Fanconi Anemia Notes for Doctors and PG Aspirants

Fanconi Anemia (FA)

Table of Contents(toc)

Category: Inherited bone marrow failure syndrome (IBMFS)
Inheritance: Autosomal recessive (rarely X-linked)
Gene defects: >22 genes identified (FANCA, FANCC, FANCG most common) → defective DNA interstrand crosslink repair.

fanconi anemia notes
fanconi anemia notes

1. Pathophysiology

  • Defect in DNA repair (Fanconi/BRCA pathway) → chromosomal breakage and hypersensitivity to DNA cross-linking agents (e.g., mitomycin C, diepoxybutane).

  • Progressive bone marrow failure (due to stem cell depletion) and genomic instability → predisposition to malignancies.

  • Multisystem developmental abnormalities due to impaired cell proliferation during embryogenesis.


2. Epidemiology

  • Incidence: ~1 in 100,000–250,000 live births.

  • Carrier frequency: ~1 in 200.

  • Median age of diagnosis: 7–9 years.

  • ~90% develop marrow failure by age 40.


3. Clinical Features

A. Hematologic

  • Pancytopenia (usually first manifests with thrombocytopenia or macrocytic anemia).

  • Progressive bone marrow hypoplasia.

  • Increased fetal hemoglobin (HbF).

  • Myelodysplastic syndrome (MDS) or acute myeloid leukemia (AML) risk ↑ markedly.

B. Physical anomalies (present in ~75%)

  • Growth: Short stature, low birth weight.

  • Skeletal: Radial ray defects—absent/hypoplastic thumb, radius anomalies.

  • Skin: Café-au-lait spots, hypopigmentation, hyperpigmentation.

  • Head/Face: Microcephaly, triangular face, microphthalmia.

  • Genitourinary: Renal agenesis, horseshoe kidney, hypoplastic gonads, undescended testes, infertility.
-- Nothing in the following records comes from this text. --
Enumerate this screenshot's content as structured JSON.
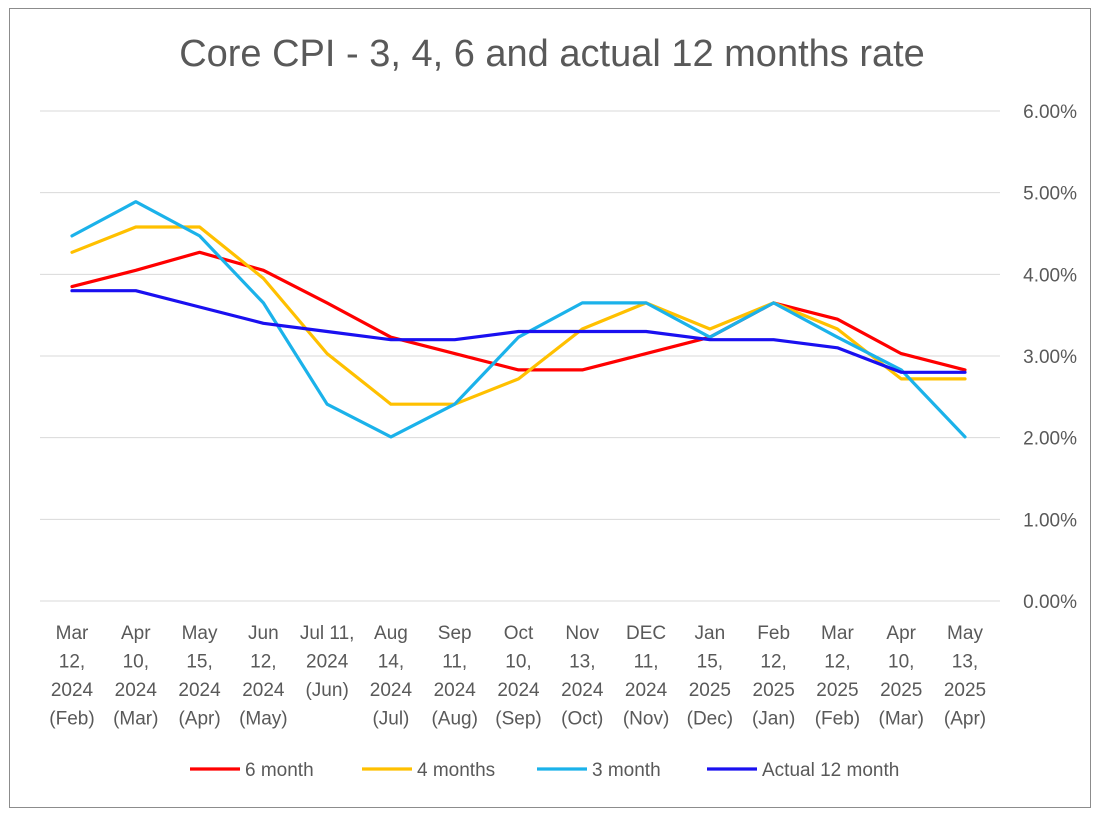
{
  "chart_data": {
    "type": "line",
    "title": "Core CPI - 3, 4, 6 and actual 12 months rate",
    "xlabel": "",
    "ylabel": "",
    "ylim": [
      0,
      6
    ],
    "y_axis_position": "right",
    "y_ticks": [
      "0.00%",
      "1.00%",
      "2.00%",
      "3.00%",
      "4.00%",
      "5.00%",
      "6.00%"
    ],
    "grid": true,
    "legend_position": "bottom",
    "categories": [
      [
        "Mar",
        "12,",
        "2024",
        "(Feb)"
      ],
      [
        "Apr",
        "10,",
        "2024",
        "(Mar)"
      ],
      [
        "May",
        "15,",
        "2024",
        "(Apr)"
      ],
      [
        "Jun",
        "12,",
        "2024",
        "(May)"
      ],
      [
        "Jul 11,",
        "2024",
        "(Jun)"
      ],
      [
        "Aug",
        "14,",
        "2024",
        "(Jul)"
      ],
      [
        "Sep",
        "11,",
        "2024",
        "(Aug)"
      ],
      [
        "Oct",
        "10,",
        "2024",
        "(Sep)"
      ],
      [
        "Nov",
        "13,",
        "2024",
        "(Oct)"
      ],
      [
        "DEC",
        "11,",
        "2024",
        "(Nov)"
      ],
      [
        "Jan",
        "15,",
        "2025",
        "(Dec)"
      ],
      [
        "Feb",
        "12,",
        "2025",
        "(Jan)"
      ],
      [
        "Mar",
        "12,",
        "2025",
        "(Feb)"
      ],
      [
        "Apr",
        "10,",
        "2025",
        "(Mar)"
      ],
      [
        "May",
        "13,",
        "2025",
        "(Apr)"
      ]
    ],
    "series": [
      {
        "name": "6 month",
        "color": "#ff0000",
        "values": [
          3.85,
          4.05,
          4.27,
          4.05,
          3.65,
          3.23,
          3.03,
          2.83,
          2.83,
          3.03,
          3.23,
          3.65,
          3.45,
          3.03,
          2.83
        ]
      },
      {
        "name": "4 months",
        "color": "#ffc000",
        "values": [
          4.27,
          4.58,
          4.58,
          3.95,
          3.03,
          2.41,
          2.41,
          2.72,
          3.33,
          3.65,
          3.33,
          3.65,
          3.33,
          2.72,
          2.72
        ]
      },
      {
        "name": "3 month",
        "color": "#1bb2ea",
        "values": [
          4.47,
          4.89,
          4.47,
          3.65,
          2.41,
          2.01,
          2.41,
          3.23,
          3.65,
          3.65,
          3.23,
          3.65,
          3.23,
          2.83,
          2.01
        ]
      },
      {
        "name": "Actual 12 month",
        "color": "#1a10f0",
        "values": [
          3.8,
          3.8,
          3.6,
          3.4,
          3.3,
          3.2,
          3.2,
          3.3,
          3.3,
          3.3,
          3.2,
          3.2,
          3.1,
          2.8,
          2.8
        ]
      }
    ]
  }
}
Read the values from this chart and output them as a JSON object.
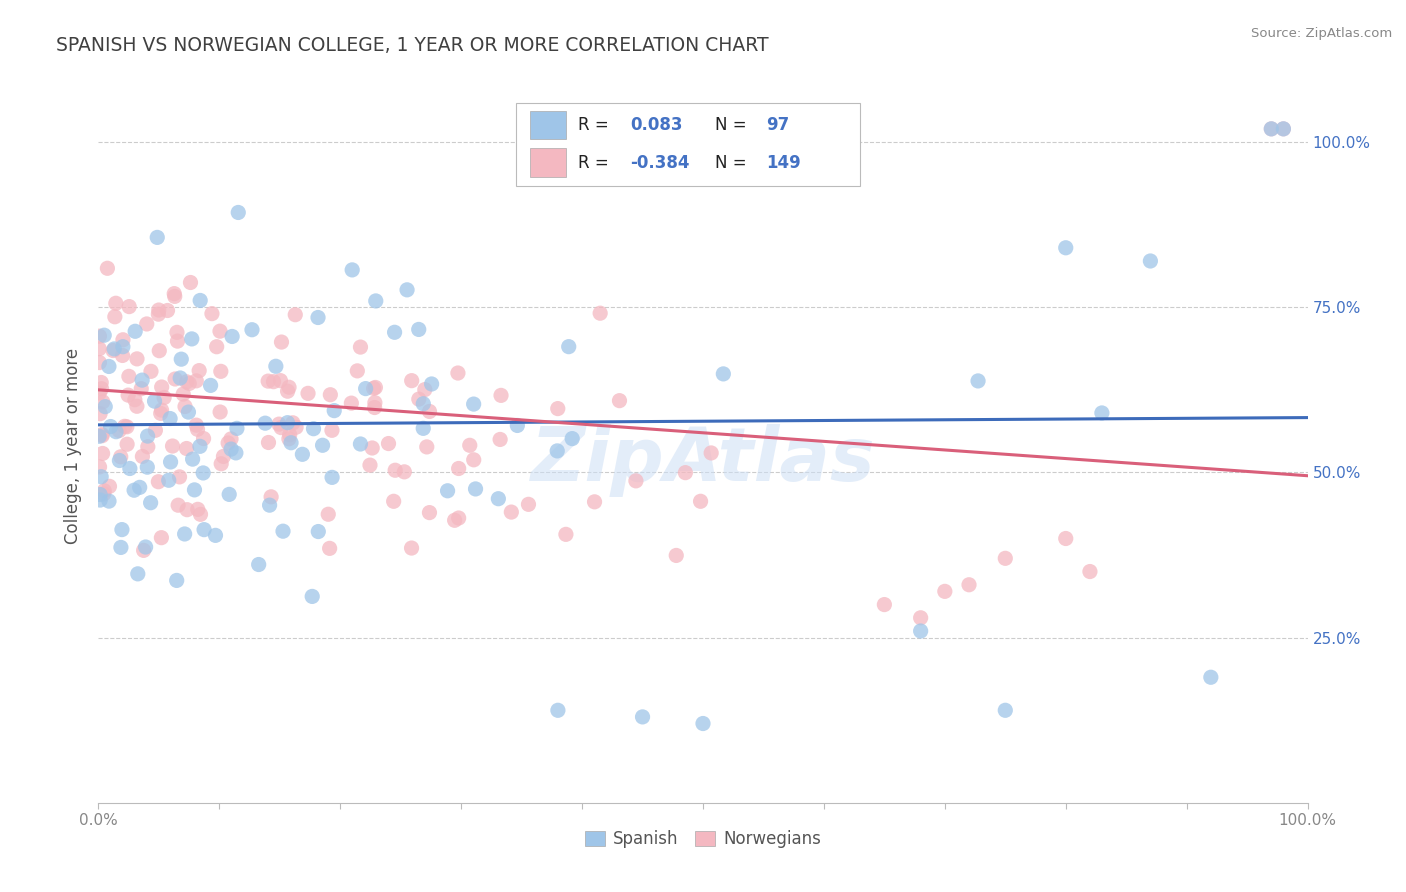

  • Cardiac: Structural heart defects.

  • ENT: Hearing loss.

  • GI: Duodenal atresia, anal anomalies (occasionally).

C. Endocrine/Metabolic

  • Hypothyroidism, glucose intolerance, gonadal failure, low IGF-1.

D. Malignancy risk

  • AML, MDS, and solid tumors (esp. head & neck SCC, gynecologic SCC, liver tumors) due to chromosomal instability.


4. Investigations

Test Finding/Use
CBC Pancytopenia, macrocytosis, increased HbF
Bone marrow biopsy Hypocellular marrow with fatty replacement
Chromosomal breakage test Diagnostic — increased breaks after exposure to diepoxybutane (DEB) or mitomycin C
Molecular genetic testing Confirms FANCA–FANC gene mutations
Flow cytometry for CD34 Decreased hematopoietic stem cells
Ultrasound abdomen Renal anomalies
Endocrine profile Hypothyroidism, gonadal failure screening

5. Differential Diagnosis

  • Acquired aplastic anemia

  • Dyskeratosis congenita

  • Shwachman-Diamond syndrome

  • Diamond–Blackfan anemia


6. Management

Supportive

  • Regular CBC monitoring.

  • Transfusion support (RBCs, platelets) — minimize iron overload.

  • Iron chelation therapy if ferritin ↑.

  • Androgens (e.g., oxymetholone, danazol) → stimulate erythropoiesis (transient benefit).

  • G-CSF for neutropenia (short-term).

  • Avoid DNA-damaging agents (chemotherapy, radiation).

Curative

  • Allogeneic hematopoietic stem cell transplantation (HSCT)only curative therapy for marrow failure.

    • Ideal: HLA-matched sibling donor.

    • Conditioning regimens: low-intensity to minimize toxicity (avoid alkylators, irradiation).

Malignancy surveillance

  • Annual oral, gynecologic, and dermatologic exams.

  • CBC every 3–6 months.

  • Avoid smoking, alcohol, and UV exposure.

Endocrine and developmental care

  • Hormonal replacement as indicated (thyroid, sex steroids, GH).

  • Orthopedic/surgical correction for congenital anomalies.


7. Prognosis

  • Median survival (without HSCT): ~20–30 years.

  • With HSCT: markedly improved, though risk of secondary malignancy persists.

  • Lifelong surveillance for cancer and organ dysfunction required.


8. Key Points for Exams

  • Classic triad: Bone marrow failure + congenital anomalies + cancer predisposition.

  • Diagnostic hallmark: Chromosomal breakage test positive with DEB/Mitomycin C.

  • Curative therapy: HSCT.

  • Common mutation: FANCA.

  • AML/MDS risk: markedly increased.

  • Androgens improve counts transiently but cause virilization/hepatotoxicity.